While there are a lot of small yet growing ecommerce and logistics businesses, David thinks logistics and ecommerce are trending towards centralization. He also thinks the industry is changing too quickly to be certain of anything.
“I see a lot more centralization with big guys buying more little guys. However, I don’t have a crystal ball. My business isn’t something you could do until 30 years ago and no one saw what was going to happen in 2020. I thought I might go out of business but I ended up doing much better than before.”
As for the future of Order Desk, David wants to keep doing what they do right now but better.
“I want more integrations and more ways to support our customers doing what they do. We pride ourselves on providing personalized support that helps people in a way big companies can’t. We want to love our customers.”
Looking back, David wishes that he’d thought more about the big picture when he started. He believes it would have made him less nervous about spending money to grow quicker.
I would have hired quicker and not been so paranoid about being a little bit in the red.

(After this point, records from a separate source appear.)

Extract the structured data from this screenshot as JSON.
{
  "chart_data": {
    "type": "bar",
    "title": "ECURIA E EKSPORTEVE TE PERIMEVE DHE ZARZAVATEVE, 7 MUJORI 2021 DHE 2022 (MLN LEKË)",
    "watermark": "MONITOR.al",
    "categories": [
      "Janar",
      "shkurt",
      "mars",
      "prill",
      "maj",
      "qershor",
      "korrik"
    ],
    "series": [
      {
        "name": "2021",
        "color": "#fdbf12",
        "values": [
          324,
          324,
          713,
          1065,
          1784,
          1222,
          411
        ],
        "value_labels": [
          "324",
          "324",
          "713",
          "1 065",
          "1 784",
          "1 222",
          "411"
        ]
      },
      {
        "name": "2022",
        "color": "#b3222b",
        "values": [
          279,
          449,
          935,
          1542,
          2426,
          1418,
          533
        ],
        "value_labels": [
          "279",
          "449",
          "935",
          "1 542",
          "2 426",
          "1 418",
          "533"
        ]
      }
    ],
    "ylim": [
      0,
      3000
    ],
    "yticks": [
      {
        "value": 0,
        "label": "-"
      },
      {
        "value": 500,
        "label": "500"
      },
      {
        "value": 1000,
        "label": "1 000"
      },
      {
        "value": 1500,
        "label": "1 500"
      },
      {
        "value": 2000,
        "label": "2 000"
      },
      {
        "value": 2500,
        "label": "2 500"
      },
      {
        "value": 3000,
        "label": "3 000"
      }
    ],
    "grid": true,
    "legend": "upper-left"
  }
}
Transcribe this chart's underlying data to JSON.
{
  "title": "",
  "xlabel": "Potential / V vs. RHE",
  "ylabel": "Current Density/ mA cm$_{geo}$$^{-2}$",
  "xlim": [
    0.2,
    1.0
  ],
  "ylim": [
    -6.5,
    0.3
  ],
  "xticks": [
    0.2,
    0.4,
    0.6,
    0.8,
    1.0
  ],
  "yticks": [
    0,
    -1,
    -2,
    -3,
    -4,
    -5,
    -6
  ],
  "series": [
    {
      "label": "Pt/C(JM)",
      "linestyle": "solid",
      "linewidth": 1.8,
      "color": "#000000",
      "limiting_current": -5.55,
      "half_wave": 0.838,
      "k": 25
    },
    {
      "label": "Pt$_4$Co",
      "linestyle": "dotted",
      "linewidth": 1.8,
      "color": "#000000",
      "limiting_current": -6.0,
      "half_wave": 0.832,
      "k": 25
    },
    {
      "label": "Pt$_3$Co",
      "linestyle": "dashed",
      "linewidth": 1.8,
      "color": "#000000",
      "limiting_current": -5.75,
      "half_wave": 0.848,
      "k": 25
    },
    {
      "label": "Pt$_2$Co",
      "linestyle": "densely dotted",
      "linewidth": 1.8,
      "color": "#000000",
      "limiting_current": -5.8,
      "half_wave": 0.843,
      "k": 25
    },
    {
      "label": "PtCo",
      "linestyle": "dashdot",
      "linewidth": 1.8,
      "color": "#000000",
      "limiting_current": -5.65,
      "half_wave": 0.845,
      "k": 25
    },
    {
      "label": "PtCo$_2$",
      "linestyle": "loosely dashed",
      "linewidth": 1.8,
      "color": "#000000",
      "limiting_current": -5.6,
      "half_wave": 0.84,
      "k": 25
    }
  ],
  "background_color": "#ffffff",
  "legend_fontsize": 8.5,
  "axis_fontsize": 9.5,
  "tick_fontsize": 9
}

“I would have hired quicker and not been so paranoid about being a little bit in the red. Being a bigger company now means it’s a little easier to relax. I would say, ‘Hey man, as long as you see growth, bring on more people.’”
Order Desk reminds you that just because a product seems simple on the surface doesn’t mean it isn’t valuable. There are thousands of industries where things don’t quite work the way they’re supposed to. Quick fixes and customer support are the keys to unlocking further value for you and your clients.